Arapların; Türklere ve Kürtlere olan nefretini çok eski kaynaklardan okuyabilmekteyiz.Bunun en ilginci Mevlana'dır. Mevlana'nın babası Bahaeddin Veled, Kürt yattım, Arap uyandım demiş, kendisini böyle tarif etmiştir. Aslında bu söz, sufiler arasında yaygındır. Mesenevi'de defalarca Türklere hakaret edilir. Selçuklu ve Osmanlı'da farklı değildir. Selçuklular, isyan eden yörüklere Biidrak Türkler derken, Osmanlı'da da Türk'ü vurun, öldürün diye şiirler yazılmıştır. Selçukluların resmi dili Farsça olmuş, Anadolu beylikleri, yörük isyanı sonrasında Karamanoğlu Mehmet Beyi takip ederek, Türkçeyi resmi dil yapmışlar, Osmanlılar ise Türkçelerinin için Arapça ve Farsça'dan kelime, tamlama ve kurallarla doldurarak, Osmanlıca denen ucube dil yaratmışlardır.

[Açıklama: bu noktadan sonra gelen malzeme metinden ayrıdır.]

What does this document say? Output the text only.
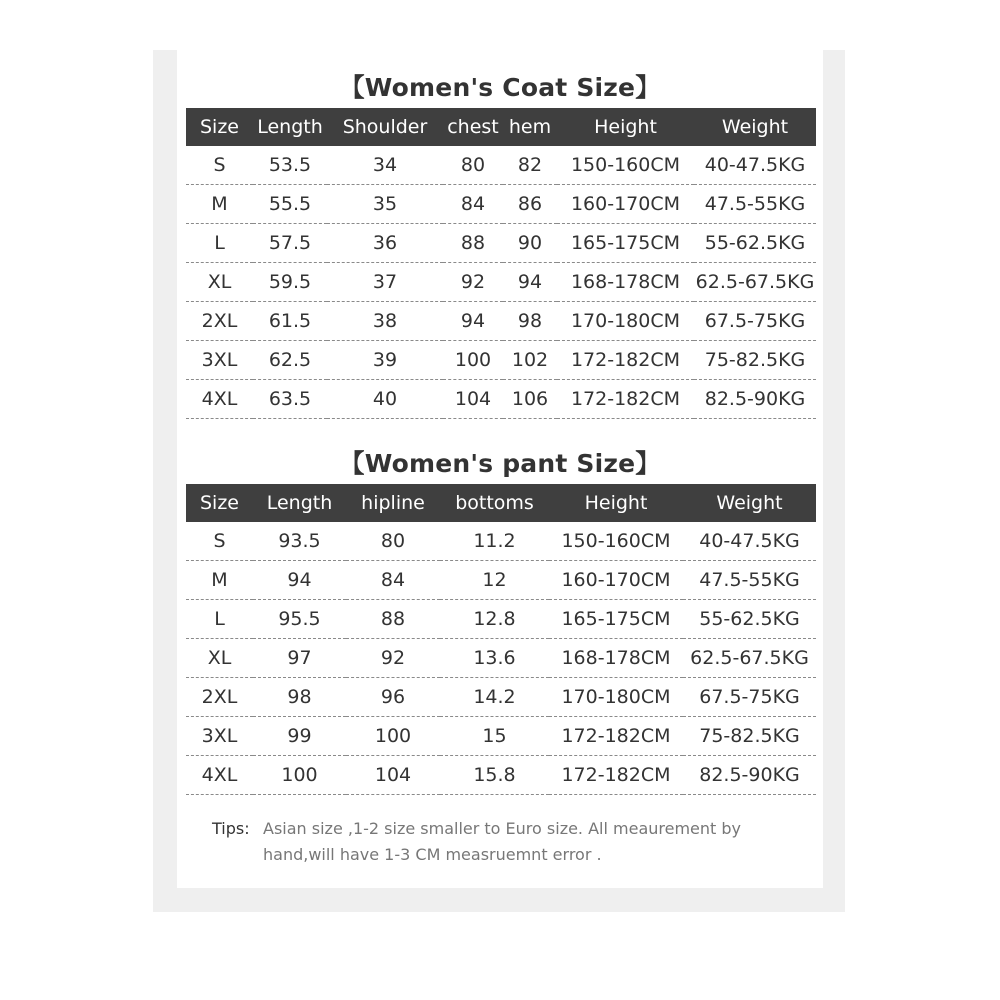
【Women's Coat Size】
Size	Length	Shoulder	chest	hem	Height	Weight
S	53.5	34	80	82	150-160CM	40-47.5KG
M	55.5	35	84	86	160-170CM	47.5-55KG
L	57.5	36	88	90	165-175CM	55-62.5KG
XL	59.5	37	92	94	168-178CM	62.5-67.5KG
2XL	61.5	38	94	98	170-180CM	67.5-75KG
3XL	62.5	39	100	102	172-182CM	75-82.5KG
4XL	63.5	40	104	106	172-182CM	82.5-90KG
【Women's pant Size】
Size	Length	hipline	bottoms	Height	Weight
S	93.5	80	11.2	150-160CM	40-47.5KG
M	94	84	12	160-170CM	47.5-55KG
L	95.5	88	12.8	165-175CM	55-62.5KG
XL	97	92	13.6	168-178CM	62.5-67.5KG
2XL	98	96	14.2	170-180CM	67.5-75KG
3XL	99	100	15	172-182CM	75-82.5KG
4XL	100	104	15.8	172-182CM	82.5-90KG
Tips: Asian size ,1-2 size smaller to Euro size. All meaurement by hand,will have 1-3 CM measruemnt error .
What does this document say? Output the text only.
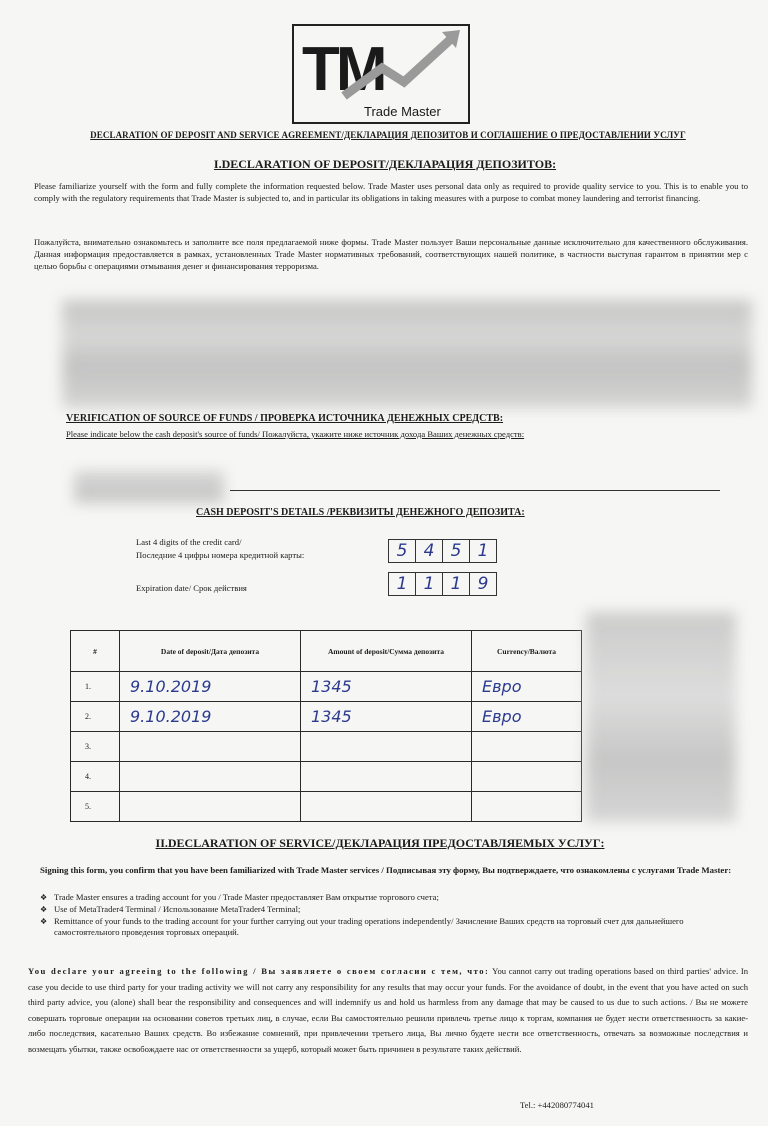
TM
Trade Master
DECLARATION OF DEPOSIT AND SERVICE AGREEMENT/ДЕКЛАРАЦИЯ ДЕПОЗИТОВ И СОГЛАШЕНИЕ О ПРЕДОСТАВЛЕНИИ УСЛУГ
I.DECLARATION OF DEPOSIT/ДЕКЛАРАЦИЯ ДЕПОЗИТОВ:
Please familiarize yourself with the form and fully complete the information requested below. Trade Master uses personal data only as required to provide quality service to you. This is to enable you to comply with the regulatory requirements that Trade Master is subjected to, and in particular its obligations in taking measures with a purpose to combat money laundering and terrorist financing.
Пожалуйста, внимательно ознакомьтесь и заполните все поля предлагаемой ниже формы. Trade Master пользует Ваши персональные данные исключительно для качественного обслуживания. Данная информация предоставляется в рамках, установленных Trade Master нормативных требований, соответствующих нашей политике, в частности выступая гарантом в принятии мер с целью борьбы с операциями отмывания денег и финансирования терроризма.
VERIFICATION OF SOURCE OF FUNDS / ПРОВЕРКА ИСТОЧНИКА ДЕНЕЖНЫХ СРЕДСТВ:
Please indicate below the cash deposit's source of funds/ Пожалуйста, укажите ниже источник дохода Ваших денежных средств:
CASH DEPOSIT'S DETAILS /РЕКВИЗИТЫ ДЕНЕЖНОГО ДЕПОЗИТА:
Last 4 digits of the credit card/
Последние 4 цифры номера кредитной карты:	5 4 5 1
Expiration date/ Срок действия	1 1 1 9
#	Date of deposit/Дата депозита	Amount of deposit/Сумма депозита	Currency/Валюта
1.	9.10.2019	1345	Евро
2.	9.10.2019	1345	Евро
3.			
4.			
5.			
II.DECLARATION OF SERVICE/ДЕКЛАРАЦИЯ ПРЕДОСТАВЛЯЕМЫХ УСЛУГ:
Signing this form, you confirm that you have been familiarized with Trade Master services / Подписывая эту форму, Вы подтверждаете, что ознакомлены с услугами Trade Master:
❖ Trade Master ensures a trading account for you / Trade Master предоставляет Вам открытие торгового счета;
❖ Use of MetaTrader4 Terminal / Использование MetaTrader4 Terminal;
❖ Remittance of your funds to the trading account for your further carrying out your trading operations independently/ Зачисление Ваших средств на торговый счет для дальнейшего самостоятельного проведения торговых операций.
You declare your agreeing to the following / Вы заявляете о своем согласии с тем, что: You cannot carry out trading operations based on third parties' advice. In case you decide to use third party for your trading activity we will not carry any responsibility for any results that may occur your funds. For the avoidance of doubt, in the event that you have acted on such third party advice, you (alone) shall bear the responsibility and consequences and will indemnify us and hold us harmless from any damage that may be caused to us due to such actions. / Вы не можете совершать торговые операции на основании советов третьих лиц, в случае, если Вы самостоятельно решили привлечь третье лицо к торгам, компания не будет нести ответственность за какие-либо последствия, касательно Ваших средств. Во избежание сомнений, при привлечении третьего лица, Вы лично будете нести все ответственность, отвечать за возможные последствия и возмещать убытки, также освобождаете нас от ответственности за ущерб, который может быть причинен в результате таких действий.
Tel.: +442080774041
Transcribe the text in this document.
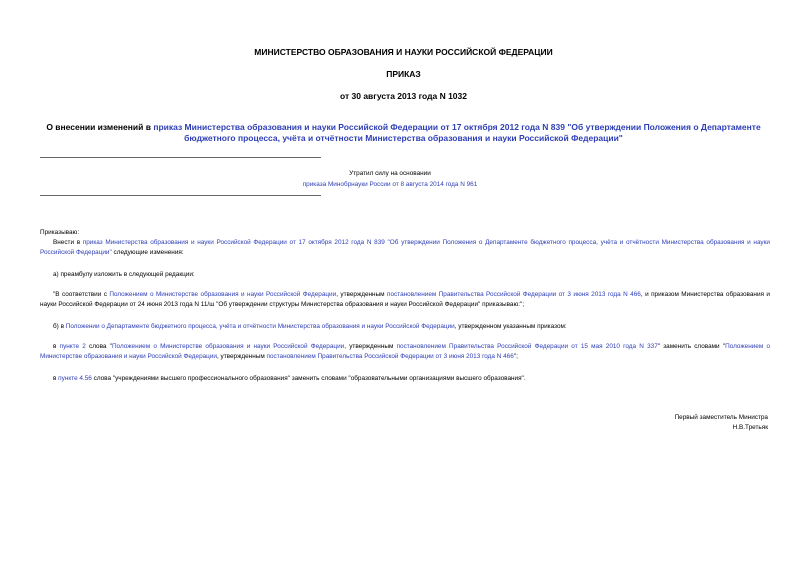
МИНИСТЕРСТВО ОБРАЗОВАНИЯ И НАУКИ РОССИЙСКОЙ ФЕДЕРАЦИИ
ПРИКАЗ
от 30 августа 2013 года N 1032
О внесении изменений в приказ Министерства образования и науки Российской Федерации от 17 октября 2012 года N 839 "Об утверждении Положения о Департаменте бюджетного процесса, учёта и отчётности Министерства образования и науки Российской Федерации"
Утратил силу на основании
приказа Минобрнауки России от 8 августа 2014 года N 961
Приказываю:
Внести в приказ Министерства образования и науки Российской Федерации от 17 октября 2012 года N 839 "Об утверждении Положения о Департаменте бюджетного процесса, учёта и отчётности Министерства образования и науки Российской Федерации" следующие изменения:
а) преамбулу изложить в следующей редакции:
"В соответствии с Положением о Министерстве образования и науки Российской Федерации, утвержденным постановлением Правительства Российской Федерации от 3 июня 2013 года N 466, и приказом Министерства образования и науки Российской Федерации от 24 июня 2013 года N 11/ш "Об утверждении структуры Министерства образования и науки Российской Федерации" приказываю:";
б) в Положении о Департаменте бюджетного процесса, учёта и отчётности Министерства образования и науки Российской Федерации, утвержденном указанным приказом:
в пункте 2 слова "Положением о Министерстве образования и науки Российской Федерации, утвержденным постановлением Правительства Российской Федерации от 15 мая 2010 года N 337" заменить словами "Положением о Министерстве образования и науки Российской Федерации, утвержденным постановлением Правительства Российской Федерации от 3 июня 2013 года N 466";
в пункте 4.56 слова "учреждениями высшего профессионального образования" заменить словами "образовательными организациями высшего образования".
Первый заместитель Министра
Н.В.Третьяк
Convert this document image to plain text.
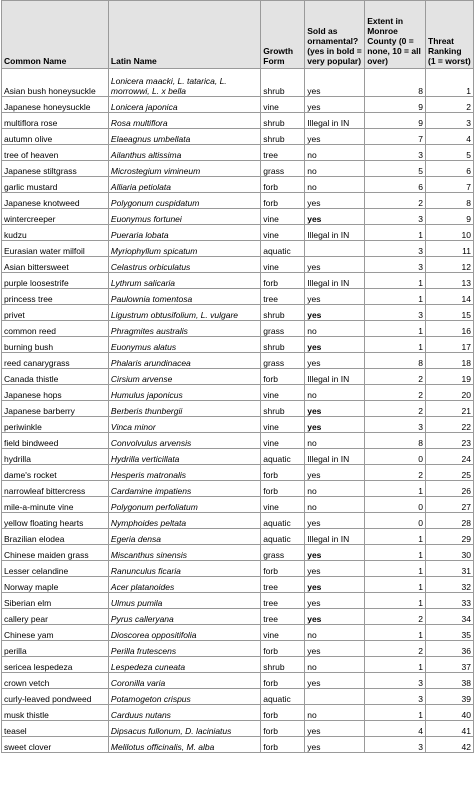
Common Name	Latin Name	Growth Form	Sold as ornamental? (yes in bold = very popular)	Extent in Monroe County (0 = none, 10 = all over)	Threat Ranking (1 = worst)
Asian bush honeysuckle	Lonicera maacki, L. tatarica, L. morrowwi, L. x bella	shrub	yes	8	1
Japanese honeysuckle	Lonicera japonica	vine	yes	9	2
multiflora rose	Rosa multiflora	shrub	Illegal in IN	9	3
autumn olive	Elaeagnus umbellata	shrub	yes	7	4
tree of heaven	Ailanthus altissima	tree	no	3	5
Japanese stiltgrass	Microstegium vimineum	grass	no	5	6
garlic mustard	Alliaria petiolata	forb	no	6	7
Japanese knotweed	Polygonum cuspidatum	forb	yes	2	8
wintercreeper	Euonymus fortunei	vine	yes	3	9
kudzu	Pueraria lobata	vine	Illegal in IN	1	10
Eurasian water milfoil	Myriophyllum spicatum	aquatic		3	11
Asian bittersweet	Celastrus orbiculatus	vine	yes	3	12
purple loosestrife	Lythrum salicaria	forb	Illegal in IN	1	13
princess tree	Paulownia tomentosa	tree	yes	1	14
privet	Ligustrum obtusifolium, L. vulgare	shrub	yes	3	15
common reed	Phragmites australis	grass	no	1	16
burning bush	Euonymus alatus	shrub	yes	1	17
reed canarygrass	Phalaris arundinacea	grass	yes	8	18
Canada thistle	Cirsium arvense	forb	Illegal in IN	2	19
Japanese hops	Humulus japonicus	vine	no	2	20
Japanese barberry	Berberis thunbergii	shrub	yes	2	21
periwinkle	Vinca minor	vine	yes	3	22
field bindweed	Convolvulus arvensis	vine	no	8	23
hydrilla	Hydrilla verticillata	aquatic	Illegal in IN	0	24
dame's rocket	Hesperis matronalis	forb	yes	2	25
narrowleaf bittercress	Cardamine impatiens	forb	no	1	26
mile-a-minute vine	Polygonum perfoliatum	vine	no	0	27
yellow floating hearts	Nymphoides peltata	aquatic	yes	0	28
Brazilian elodea	Egeria densa	aquatic	Illegal in IN	1	29
Chinese maiden grass	Miscanthus sinensis	grass	yes	1	30
Lesser celandine	Ranunculus ficaria	forb	yes	1	31
Norway maple	Acer platanoides	tree	yes	1	32
Siberian elm	Ulmus pumila	tree	yes	1	33
callery pear	Pyrus calleryana	tree	yes	2	34
Chinese yam	Dioscorea oppositifolia	vine	no	1	35
perilla	Perilla frutescens	forb	yes	2	36
sericea lespedeza	Lespedeza cuneata	shrub	no	1	37
crown vetch	Coronilla varia	forb	yes	3	38
curly-leaved pondweed	Potamogeton crispus	aquatic		3	39
musk thistle	Carduus nutans	forb	no	1	40
teasel	Dipsacus fullonum, D. laciniatus	forb	yes	4	41
sweet clover	Melilotus officinalis, M. alba	forb	yes	3	42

Buna rağmen Türkler, dindar Müslüman olmuş, Araplara karşılı da saygılı olmuştur. Osmanlı devleti, Arapları askere almamış, almak istemiş, Arap bölgeleri çoğu kez yerel derebeyleriyle beraber yönetmiştir. Barbaros Hayrettin Paşa ve pek çok Osmanlı askeri, Arapları askerliğe uygun bulmamış, onları sadece yağma yapan kalabalıklar olarak nitelemiştir. Araplarsa, Mevali yada Mevali kökenli hanedanlarla yönetilmeyi, kendilerine zul saymış, Mevali'nin Hristiyanlara karşı zaferlerini de küçümsemiştir. Bazı Arap yazarlar, İstanbul'un fethini bile, gerçek fetih, bu şehrin Türklerin elinden, Araplarca alınmasıdır diye yazmıştır. Kavalalı Mehmet Ali Paşa, aslında Türk olduğu halde, Arapların bu nefretini bildiğinden, kendisini Arnavut olarak tanıtmış, ancak saltanatı 1952'de Hür Subaylar Birliği tarafından yıkılmıştır. Libya ve Tunus'un kraliyet aileleri de , kuzey Arap hanedanlıkları (Suriye ve Irak'da dahil) 1960'lara kadar yıkıldı, Fas hariç, orası halen (2025) halen ayakta. Arap yarım adasının güneyindeki krallıklar (Kuveyt, Suudi Arabistan, B.A.E VS) halen ayakta.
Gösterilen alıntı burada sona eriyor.